Die Rußrindenkrankheit wird durch Hitze und Trockenheit in Kombination mit feuchten Wetterperioden begünstigt. Sprich: Jahrelange Hitze und Trockenheit stressen die Ahornbäume. Kommen dann – so wie heuer – nasse Perioden dazu, können sich die Pilze entwickeln. „Das ist eine klassische Klimawandelgeschichte. Und ich fürchte, dass es weitergehen wird“, sagt Mrkvicka. Bestimmte Ahorn-Sorten werden in der Stadt deshalb kaum Zukunft haben, so die Prognose.

Hitzetolerante Bäume

Nicht umsonst haben die Wiener Stadtgärten in den vergangenen Jahren ein „Straßenbaumsortiment“ erarbeitet. Darin enthalten sind Bäume, die den Stressfaktoren Hitze, Verkehr oder Bodenversiegelung gewachsen sind. Das Sortiment besteht aus 25 Baumsorten, von denen 19 besonders hitzetolerant sind. Als Beispiele genannt sind der „Lederhülsenbaum“, der „Blasenbaum“ oder die „Orientalisch Kegelförmige Platane“.

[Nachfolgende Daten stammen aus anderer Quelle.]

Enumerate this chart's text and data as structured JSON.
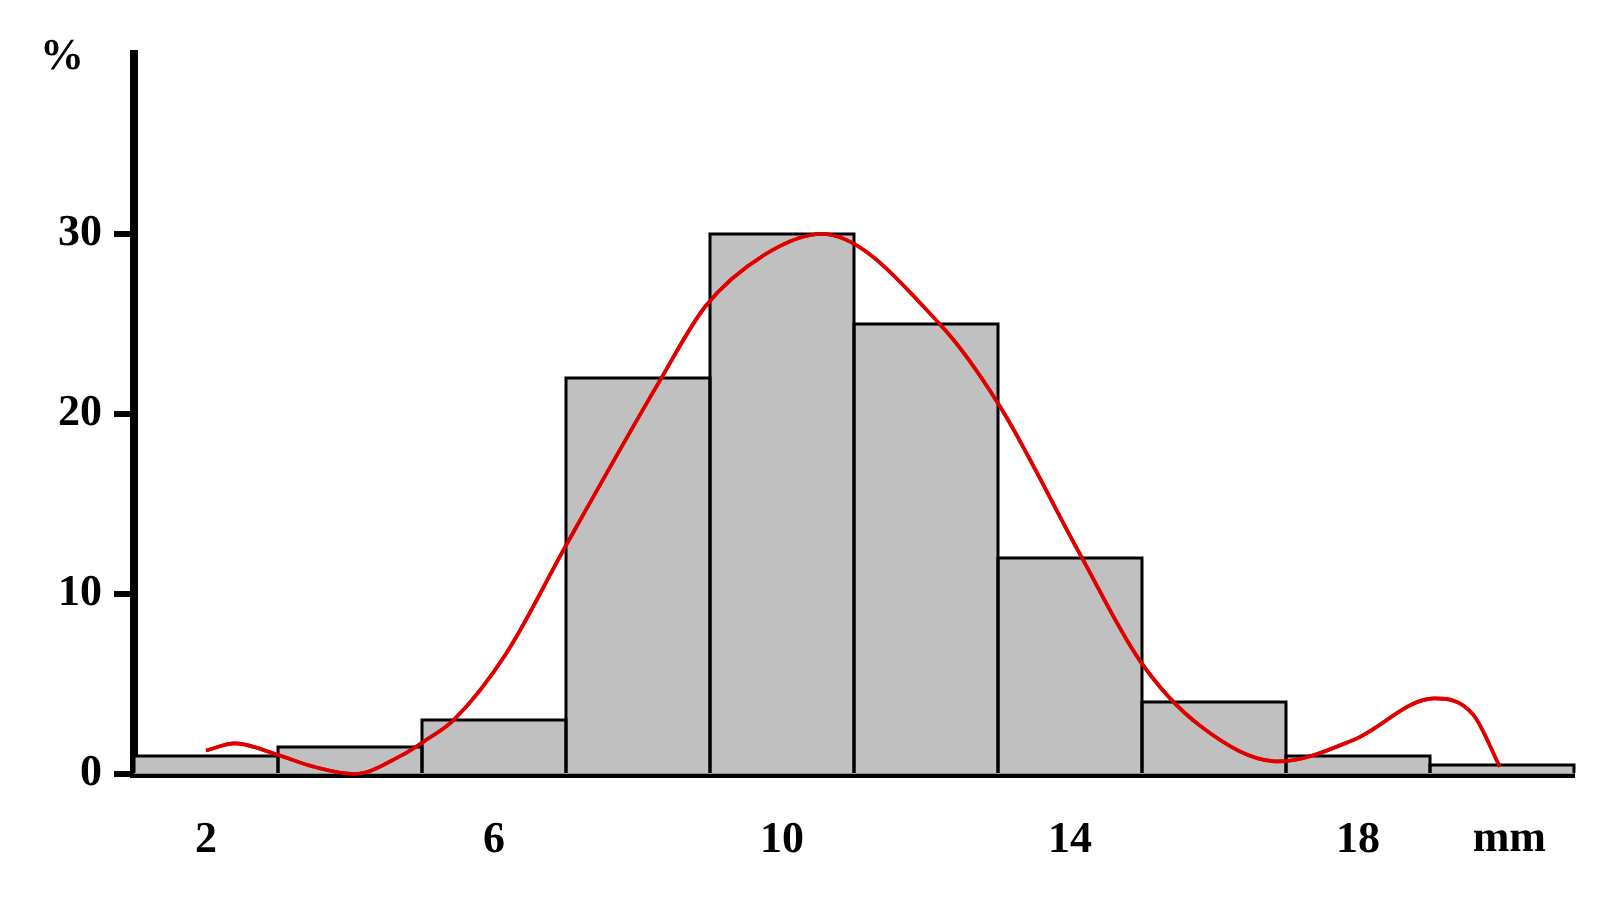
{
  "chart_data": {
    "type": "histogram",
    "xlabel": "mm",
    "ylabel": "%",
    "bins": [
      1,
      3,
      5,
      7,
      9,
      11,
      13,
      15,
      17,
      19,
      21
    ],
    "series": [
      {
        "color": "#c0c0c0",
        "values": [
          1,
          1.5,
          3,
          22,
          30,
          25,
          12,
          4,
          1,
          0.5
        ]
      },
      {
        "type": "line",
        "color": "#e00000",
        "marker": "none",
        "x": [
          2,
          2.4,
          2.97,
          3.5,
          4.06,
          4.7,
          5.06,
          5.44,
          6.17,
          7,
          8.31,
          8.94,
          9.78,
          10.55,
          12.19,
          13.03,
          14.14,
          14.97,
          15.8,
          16.9,
          17.94,
          19.06,
          19.6,
          19.97
        ],
        "values": [
          1.3,
          1.7,
          1.1,
          0.4,
          0,
          1,
          1.9,
          3,
          6.7,
          12.7,
          21.9,
          26,
          28.9,
          30,
          25,
          20.4,
          12.2,
          6.3,
          2.7,
          0.7,
          1.9,
          4.2,
          3.3,
          0.4
        ]
      }
    ],
    "xlim": [
      1,
      21
    ],
    "ylim": [
      0,
      40
    ],
    "xticks": [
      2,
      6,
      10,
      14,
      18
    ],
    "yticks": [
      0,
      10,
      20,
      30
    ],
    "grid": false,
    "legend": false
  }
}
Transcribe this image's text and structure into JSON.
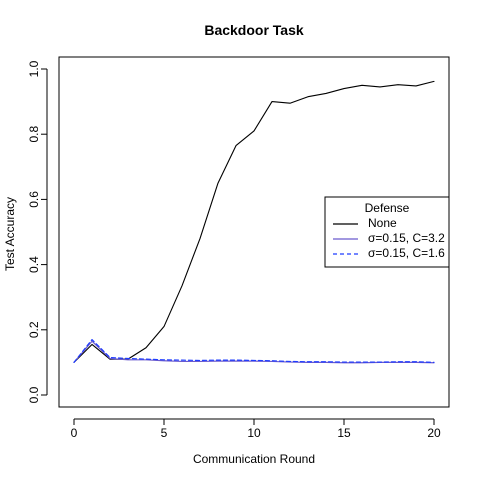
{
  "chart_data": {
    "type": "line",
    "title": "Backdoor Task",
    "xlabel": "Communication Round",
    "ylabel": "Test Accuracy",
    "xlim": [
      0,
      20
    ],
    "ylim": [
      0.0,
      1.0
    ],
    "xticks": [
      0,
      5,
      10,
      15,
      20
    ],
    "yticks": [
      0.0,
      0.2,
      0.4,
      0.6,
      0.8,
      1.0
    ],
    "x": [
      0,
      1,
      2,
      3,
      4,
      5,
      6,
      7,
      8,
      9,
      10,
      11,
      12,
      13,
      14,
      15,
      16,
      17,
      18,
      19,
      20
    ],
    "series": [
      {
        "name": "None",
        "color": "#000000",
        "dash": "solid",
        "values": [
          0.1,
          0.155,
          0.11,
          0.11,
          0.145,
          0.21,
          0.335,
          0.48,
          0.65,
          0.765,
          0.81,
          0.9,
          0.895,
          0.915,
          0.925,
          0.94,
          0.95,
          0.945,
          0.952,
          0.948,
          0.962
        ]
      },
      {
        "name": "σ=0.15, C=3.2",
        "color": "#6a5acd",
        "dash": "solid",
        "values": [
          0.1,
          0.165,
          0.112,
          0.108,
          0.108,
          0.105,
          0.103,
          0.103,
          0.104,
          0.104,
          0.104,
          0.103,
          0.101,
          0.1,
          0.1,
          0.099,
          0.099,
          0.1,
          0.1,
          0.1,
          0.099
        ]
      },
      {
        "name": "σ=0.15, C=1.6",
        "color": "#1e3cff",
        "dash": "dashed",
        "values": [
          0.1,
          0.17,
          0.115,
          0.112,
          0.11,
          0.108,
          0.107,
          0.106,
          0.107,
          0.107,
          0.106,
          0.105,
          0.103,
          0.102,
          0.102,
          0.101,
          0.101,
          0.101,
          0.102,
          0.102,
          0.1
        ]
      }
    ],
    "legend": {
      "title": "Defense",
      "position": "right-center"
    },
    "grid": false
  }
}
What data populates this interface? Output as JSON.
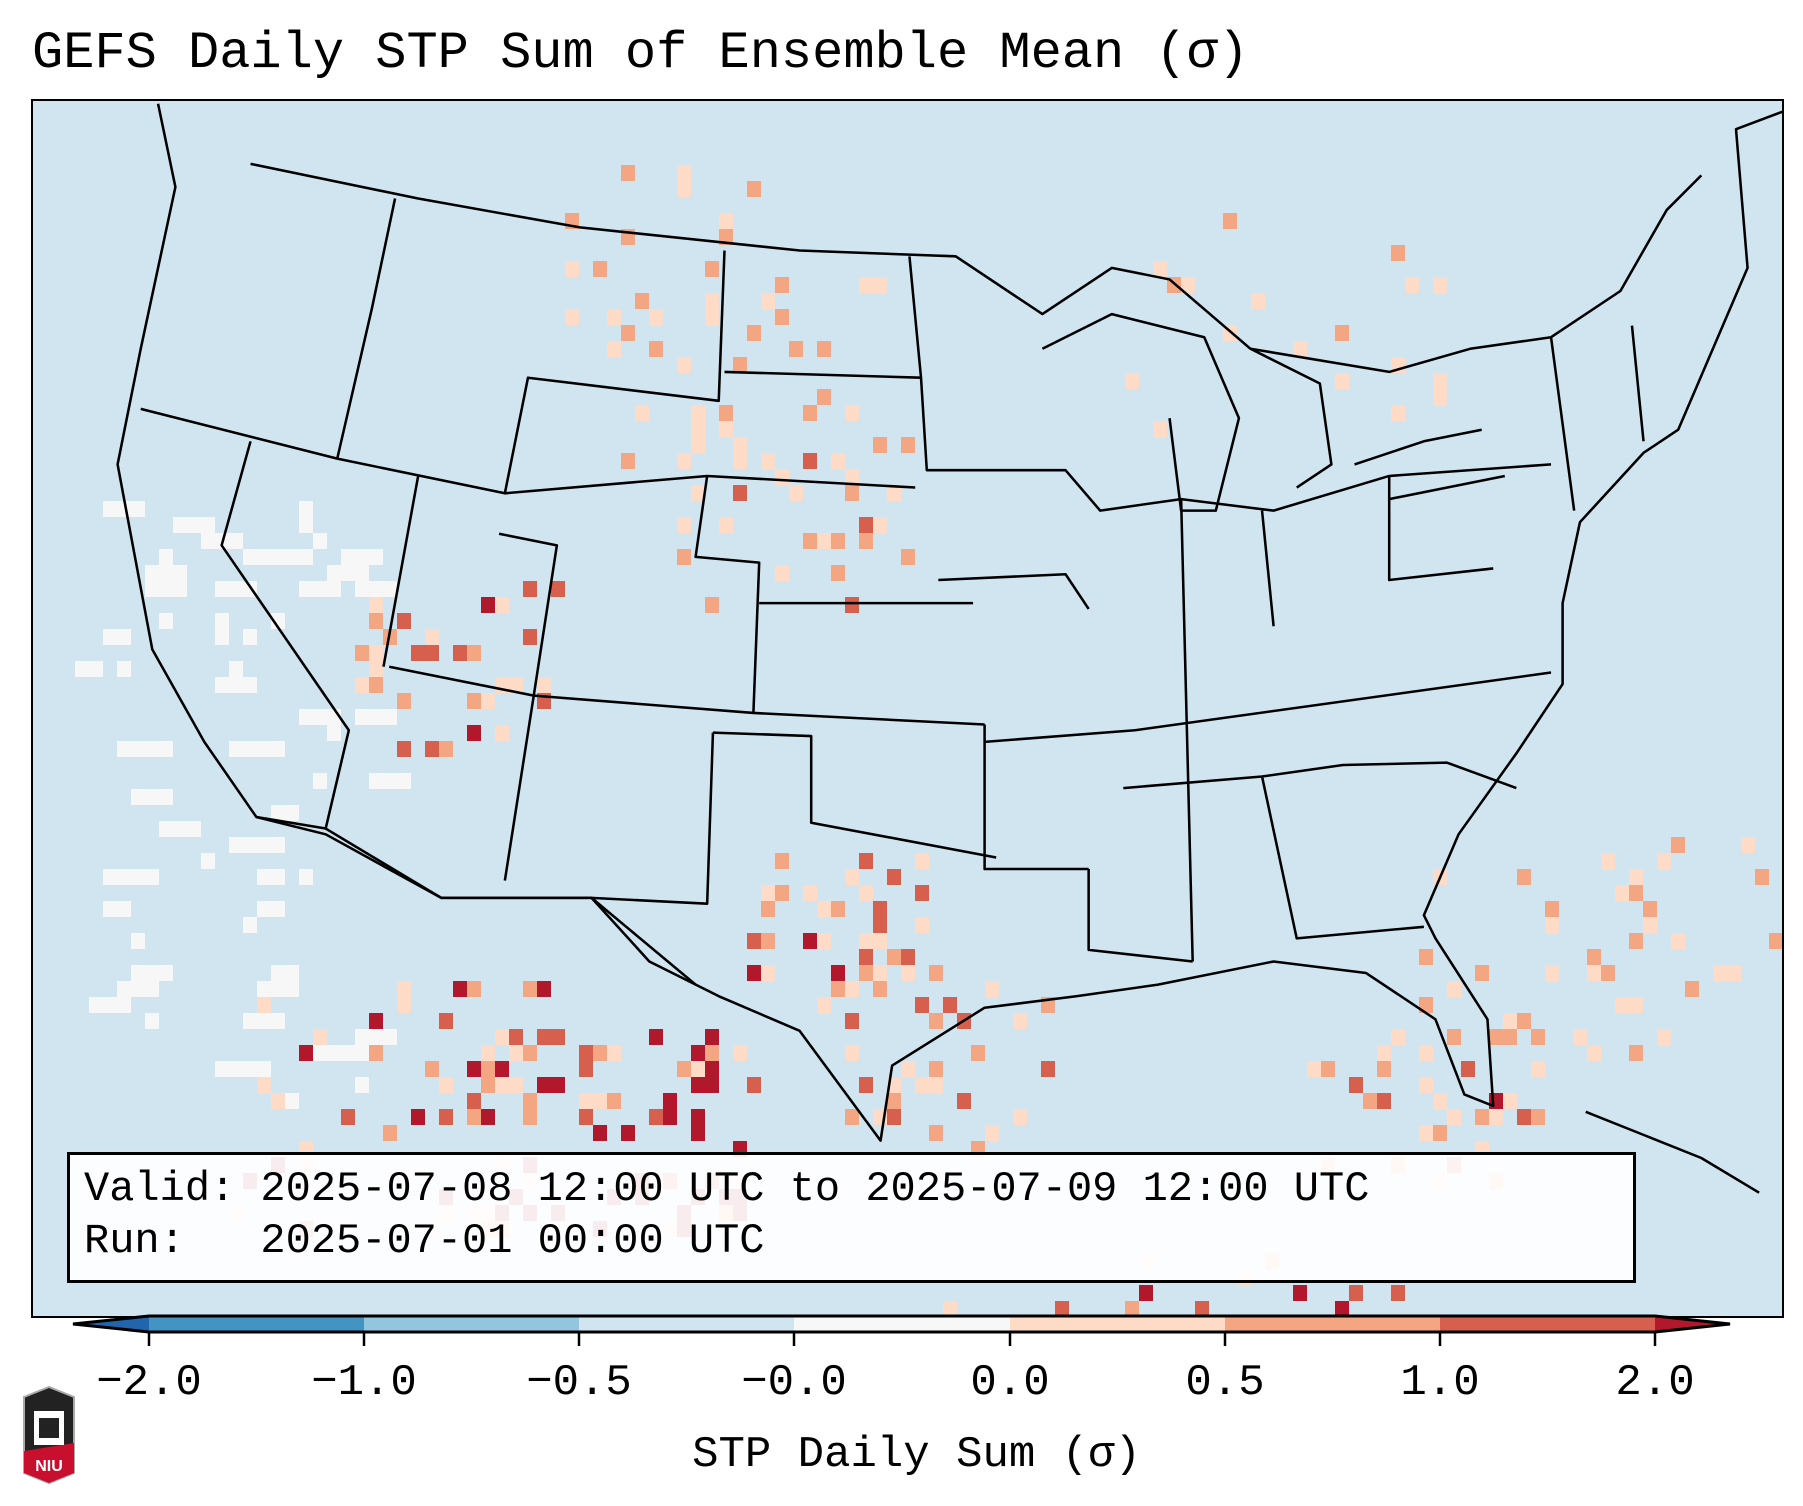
{
  "title": "GEFS Daily STP Sum of Ensemble Mean (σ)",
  "info": {
    "valid_line": "Valid: 2025-07-08 12:00 UTC to 2025-07-09 12:00 UTC",
    "run_line": "Run:   2025-07-01 00:00 UTC"
  },
  "logo_text": "NIU",
  "chart_data": {
    "type": "heatmap",
    "title": "GEFS Daily STP Sum of Ensemble Mean (σ)",
    "region": "Contiguous United States, northern Mexico, southern Canada",
    "colorbar": {
      "label": "STP Daily Sum (σ)",
      "ticks": [
        "−2.0",
        "−1.0",
        "−0.5",
        "−0.0",
        "0.0",
        "0.5",
        "1.0",
        "2.0"
      ],
      "extend": "both",
      "bins": [
        {
          "range": "< -2.0",
          "color": "#2166ac"
        },
        {
          "range": "-2.0 to -1.0",
          "color": "#4393c3"
        },
        {
          "range": "-1.0 to -0.5",
          "color": "#92c5de"
        },
        {
          "range": "-0.5 to -0.0",
          "color": "#d1e5f0"
        },
        {
          "range": "-0.0 to 0.0",
          "color": "#f7f7f7"
        },
        {
          "range": "0.0 to 0.5",
          "color": "#fddbc7"
        },
        {
          "range": "0.5 to 1.0",
          "color": "#f4a582"
        },
        {
          "range": "1.0 to 2.0",
          "color": "#d6604d"
        },
        {
          "range": "> 2.0",
          "color": "#b2182b"
        }
      ]
    }
  }
}
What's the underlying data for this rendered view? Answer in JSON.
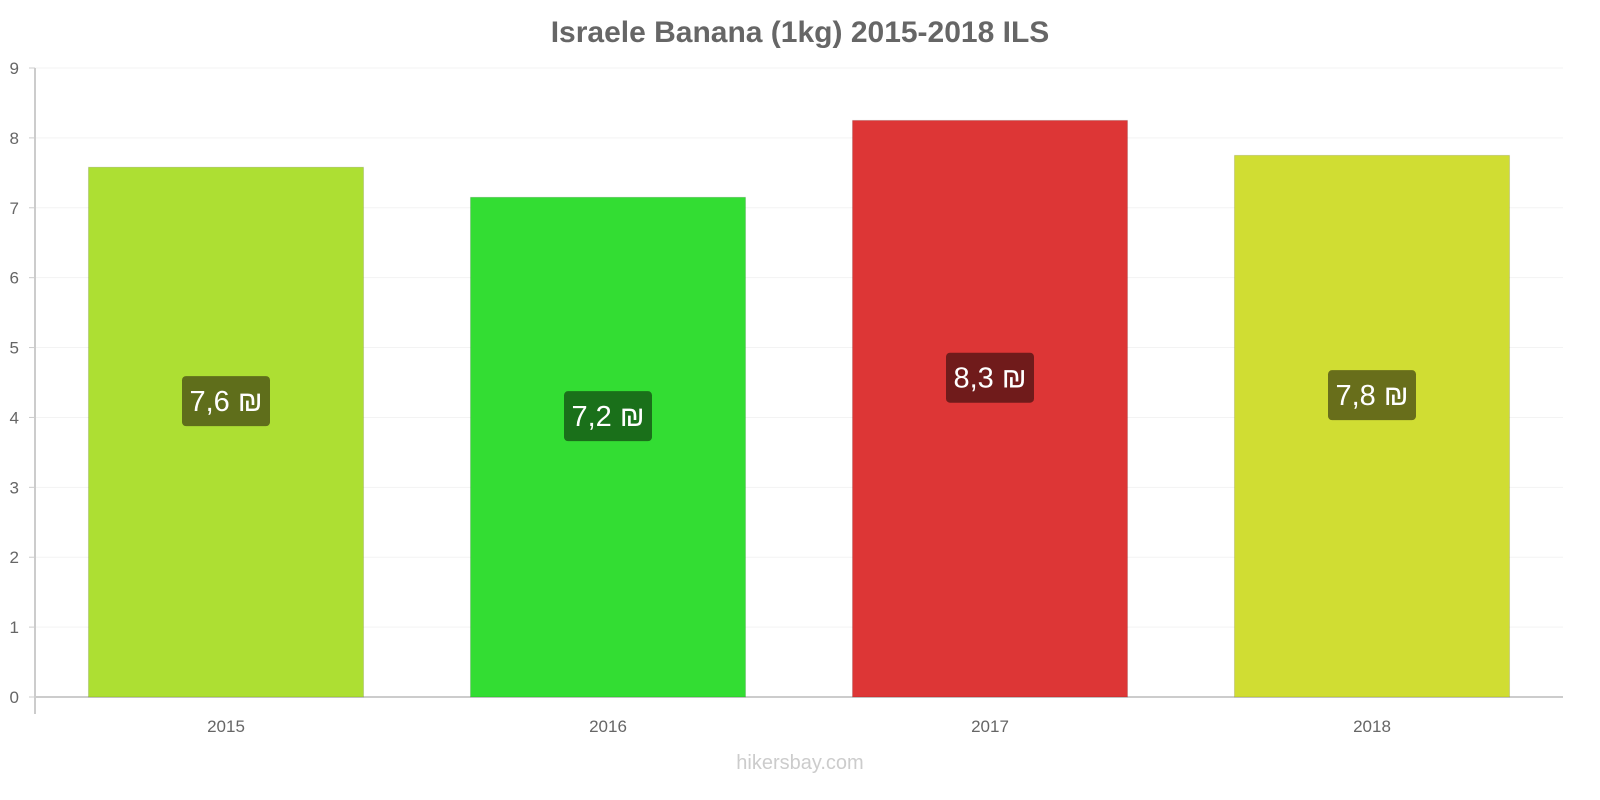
{
  "chart_data": {
    "type": "bar",
    "title": "Israele Banana (1kg) 2015-2018 ILS",
    "categories": [
      "2015",
      "2016",
      "2017",
      "2018"
    ],
    "values": [
      7.58,
      7.15,
      8.25,
      7.75
    ],
    "data_labels": [
      "7,6 ₪",
      "7,2 ₪",
      "8,3 ₪",
      "7,8 ₪"
    ],
    "colors": [
      "#addf33",
      "#33dd33",
      "#dd3636",
      "#d0dd33"
    ],
    "label_colors": [
      "#5f6e1b",
      "#1a701a",
      "#701b1b",
      "#686e1b"
    ],
    "ylim": [
      0,
      9
    ],
    "yticks": [
      0,
      1,
      2,
      3,
      4,
      5,
      6,
      7,
      8,
      9
    ],
    "xlabel": "",
    "ylabel": "",
    "grid": true,
    "legend": "none"
  },
  "footer": "hikersbay.com"
}
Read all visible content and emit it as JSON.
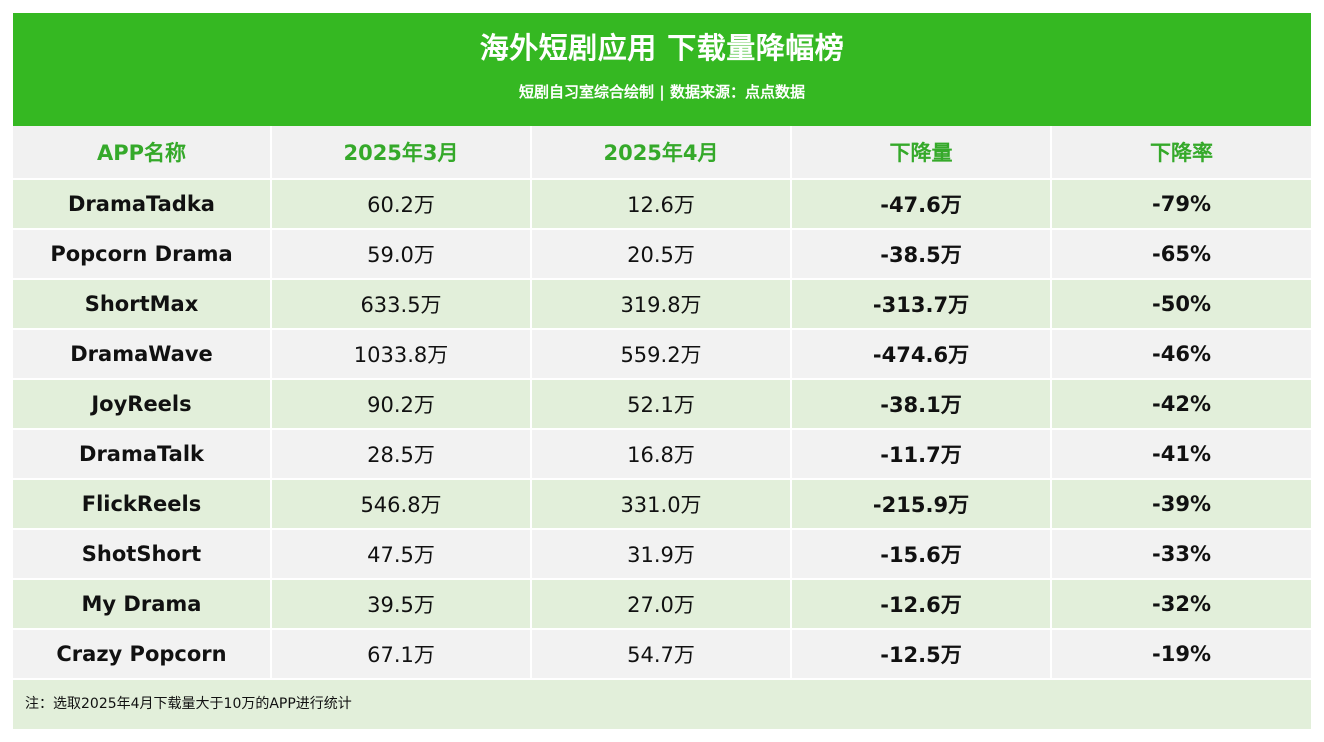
{
  "header": {
    "title": "海外短剧应用 下载量降幅榜",
    "subtitle": "短剧自习室综合绘制 | 数据来源：点点数据"
  },
  "table": {
    "columns": [
      "APP名称",
      "2025年3月",
      "2025年4月",
      "下降量",
      "下降率"
    ],
    "rows": [
      [
        "DramaTadka",
        "60.2万",
        "12.6万",
        "-47.6万",
        "-79%"
      ],
      [
        "Popcorn Drama",
        "59.0万",
        "20.5万",
        "-38.5万",
        "-65%"
      ],
      [
        "ShortMax",
        "633.5万",
        "319.8万",
        "-313.7万",
        "-50%"
      ],
      [
        "DramaWave",
        "1033.8万",
        "559.2万",
        "-474.6万",
        "-46%"
      ],
      [
        "JoyReels",
        "90.2万",
        "52.1万",
        "-38.1万",
        "-42%"
      ],
      [
        "DramaTalk",
        "28.5万",
        "16.8万",
        "-11.7万",
        "-41%"
      ],
      [
        "FlickReels",
        "546.8万",
        "331.0万",
        "-215.9万",
        "-39%"
      ],
      [
        "ShotShort",
        "47.5万",
        "31.9万",
        "-15.6万",
        "-33%"
      ],
      [
        "My Drama",
        "39.5万",
        "27.0万",
        "-12.6万",
        "-32%"
      ],
      [
        "Crazy Popcorn",
        "67.1万",
        "54.7万",
        "-12.5万",
        "-19%"
      ]
    ]
  },
  "footnote": "注：选取2025年4月下载量大于10万的APP进行统计",
  "colors": {
    "brand_green": "#35b822",
    "header_text_green": "#35a92a",
    "row_green": "#e2efda",
    "row_gray": "#f2f2f2"
  }
}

Bäume in Wien: Dem Stadtklima (nicht) gewachsen

Im Gegensatz zu den Bäumen am Neuen Markt scheint es jenen in der Zollergasse gut zu gehen – gepflanzt wurden sie 2021

Um aber zu vermeiden, dass schon gepflanzte Bäume ihre Blätter abwerfen, ergreift die Stadt auch hier Maßnahmen. Zum einen sorgt ein weißer Stammanstrich bei Jungbäumen für Schutz vor Sonne und Frost. Zudem werden die Bäume drei Jahre lang mindestens einmal – während Hitzeperioden zweimal – wöchentlich händisch gegossen.

Und das scheint nicht ohne Wirkung zu bleiben. In der Zollergasse zum Beispiel sind die im November 2021 gepflanzten XL-Bäume gut angewachsen – und halten ihre Blätter. Ebenso im Prater. Auch wenn Kastanien – wie sie in der Hauptallee stehen – an anderen Standorten nicht mehr angepflanzt werden. Ihre Hitzeresistenz sei zu niedrig, so die Stadtgärten. Zu schnell würden sie ihre Blätter verlieren.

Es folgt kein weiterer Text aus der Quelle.